I had one in my arms despite his best wriggles, and the other hand-in-hand. I maneuvered thorough the line and got the coffee and made it to the milk-and-sugar counter. I add a lot of both, and I was determined to do it, so I took a deep breath and started to figure out a game plan that would get my coffee right and my children not scalded. A woman stepped over to me and said, “Would you like me to hold him for a second while you do that?” I admit that my typical reaction to a stranger trying to take my baby would be to kick her in the shins and run, but this was so clearly a kindred spirit and a grandmother.
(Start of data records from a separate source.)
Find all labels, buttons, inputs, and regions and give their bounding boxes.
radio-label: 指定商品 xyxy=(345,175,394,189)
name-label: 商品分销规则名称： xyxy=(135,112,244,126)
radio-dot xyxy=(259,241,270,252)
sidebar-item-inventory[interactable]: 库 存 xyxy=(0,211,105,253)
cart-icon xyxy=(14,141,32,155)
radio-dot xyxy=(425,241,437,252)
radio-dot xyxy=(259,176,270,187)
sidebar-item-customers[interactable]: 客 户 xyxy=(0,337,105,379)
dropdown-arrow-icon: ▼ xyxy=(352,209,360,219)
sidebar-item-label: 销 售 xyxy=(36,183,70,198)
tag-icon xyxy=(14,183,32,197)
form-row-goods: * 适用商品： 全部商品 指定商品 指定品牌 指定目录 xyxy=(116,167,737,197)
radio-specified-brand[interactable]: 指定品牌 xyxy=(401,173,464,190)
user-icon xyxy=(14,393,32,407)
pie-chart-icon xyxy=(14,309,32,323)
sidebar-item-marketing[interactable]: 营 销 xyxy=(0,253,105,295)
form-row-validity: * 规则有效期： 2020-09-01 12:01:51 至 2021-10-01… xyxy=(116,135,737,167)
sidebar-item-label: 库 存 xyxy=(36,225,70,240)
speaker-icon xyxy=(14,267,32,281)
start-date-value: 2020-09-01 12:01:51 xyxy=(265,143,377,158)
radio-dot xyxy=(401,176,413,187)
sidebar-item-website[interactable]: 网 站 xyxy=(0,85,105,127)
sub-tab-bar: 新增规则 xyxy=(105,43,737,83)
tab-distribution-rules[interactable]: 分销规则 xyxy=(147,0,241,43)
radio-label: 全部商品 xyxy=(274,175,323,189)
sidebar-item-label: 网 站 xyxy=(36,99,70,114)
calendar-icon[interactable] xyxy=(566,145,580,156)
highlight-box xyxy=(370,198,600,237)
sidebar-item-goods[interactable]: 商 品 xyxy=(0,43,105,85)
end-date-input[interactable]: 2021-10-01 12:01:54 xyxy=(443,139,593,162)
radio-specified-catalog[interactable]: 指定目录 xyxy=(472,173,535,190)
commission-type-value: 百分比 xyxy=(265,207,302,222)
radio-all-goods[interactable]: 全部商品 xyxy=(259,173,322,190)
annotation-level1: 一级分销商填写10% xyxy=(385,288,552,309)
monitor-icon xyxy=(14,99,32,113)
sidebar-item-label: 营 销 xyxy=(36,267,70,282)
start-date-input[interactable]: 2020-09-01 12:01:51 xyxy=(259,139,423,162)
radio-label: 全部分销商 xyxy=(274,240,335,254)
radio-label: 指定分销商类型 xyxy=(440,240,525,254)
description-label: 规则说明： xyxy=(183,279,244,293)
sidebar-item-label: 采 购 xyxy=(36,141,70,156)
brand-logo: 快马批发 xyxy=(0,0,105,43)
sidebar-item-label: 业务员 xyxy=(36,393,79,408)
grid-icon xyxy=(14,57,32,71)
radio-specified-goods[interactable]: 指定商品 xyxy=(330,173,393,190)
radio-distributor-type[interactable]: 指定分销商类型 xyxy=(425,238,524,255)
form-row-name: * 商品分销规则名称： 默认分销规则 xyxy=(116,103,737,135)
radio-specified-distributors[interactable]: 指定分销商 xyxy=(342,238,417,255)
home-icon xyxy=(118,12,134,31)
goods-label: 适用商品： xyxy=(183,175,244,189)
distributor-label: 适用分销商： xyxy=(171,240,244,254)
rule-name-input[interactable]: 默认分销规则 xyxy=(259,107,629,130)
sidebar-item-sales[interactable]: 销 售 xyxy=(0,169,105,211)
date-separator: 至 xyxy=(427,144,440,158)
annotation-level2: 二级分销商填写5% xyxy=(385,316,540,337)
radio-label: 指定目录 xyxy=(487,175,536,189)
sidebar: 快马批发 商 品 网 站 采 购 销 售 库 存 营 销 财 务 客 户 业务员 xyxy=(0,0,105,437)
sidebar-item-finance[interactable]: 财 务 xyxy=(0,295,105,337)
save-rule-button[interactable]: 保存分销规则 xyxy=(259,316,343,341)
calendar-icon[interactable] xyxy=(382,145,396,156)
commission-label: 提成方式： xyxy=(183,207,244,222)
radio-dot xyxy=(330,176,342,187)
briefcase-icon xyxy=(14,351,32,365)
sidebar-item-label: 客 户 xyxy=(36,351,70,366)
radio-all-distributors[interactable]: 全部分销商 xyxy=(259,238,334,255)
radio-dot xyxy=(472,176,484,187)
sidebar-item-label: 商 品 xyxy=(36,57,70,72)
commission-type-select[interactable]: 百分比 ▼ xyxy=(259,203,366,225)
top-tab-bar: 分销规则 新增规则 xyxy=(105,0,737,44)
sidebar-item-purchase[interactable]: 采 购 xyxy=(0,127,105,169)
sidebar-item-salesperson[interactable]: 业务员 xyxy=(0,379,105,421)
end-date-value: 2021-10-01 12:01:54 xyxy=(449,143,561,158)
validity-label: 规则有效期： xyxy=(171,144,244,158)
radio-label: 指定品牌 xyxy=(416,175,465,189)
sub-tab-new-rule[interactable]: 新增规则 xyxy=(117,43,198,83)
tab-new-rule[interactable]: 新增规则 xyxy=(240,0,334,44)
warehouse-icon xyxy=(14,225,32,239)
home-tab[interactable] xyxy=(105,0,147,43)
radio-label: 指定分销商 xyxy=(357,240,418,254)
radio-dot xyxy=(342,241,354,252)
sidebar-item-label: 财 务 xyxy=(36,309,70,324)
I can’t tell you how I knew, but I did. I handed her the baby gratefully, and got the coffee ready while we chatted a little bit. She told me that no one gets this unless they have been through it. She held the baby so gently and spoke softly to him while he noticeably did not try to wriggle away. She was calm. She had a stylish haircut and soft eyes.
We stepped over to a nearby table, when a woman who had been sitting close by and had heard us blurted out, “I just dropped my two kids off at day care and I was relieved. I feel so guilty, but I really was. It was just such a hard morning. I just couldn’t do it for another minute. I’m happy to be going to work right now. I feel so guilty.” I looked into a face of a woman who I just knew had dusted on makeup at red lights, taken 45 seconds to dry her hair when she needed ten minutes, and was just so tired. I knew that because I have seen that face in the mirror. The grandmother, in her soothing, hip tone, told her that what she was doing was very difficult and that she was a wonderful mother. The mother had teary, red eyes, but she nodded. She looked at her coffee and was still. I hoped she had left herself a few minutes to sit by herself before heading on to her office.
When I walked out the door, I felt pulled back in. I’m probably never going to see those two mothers again, but something tells me we could have helped each other, could have needed each other.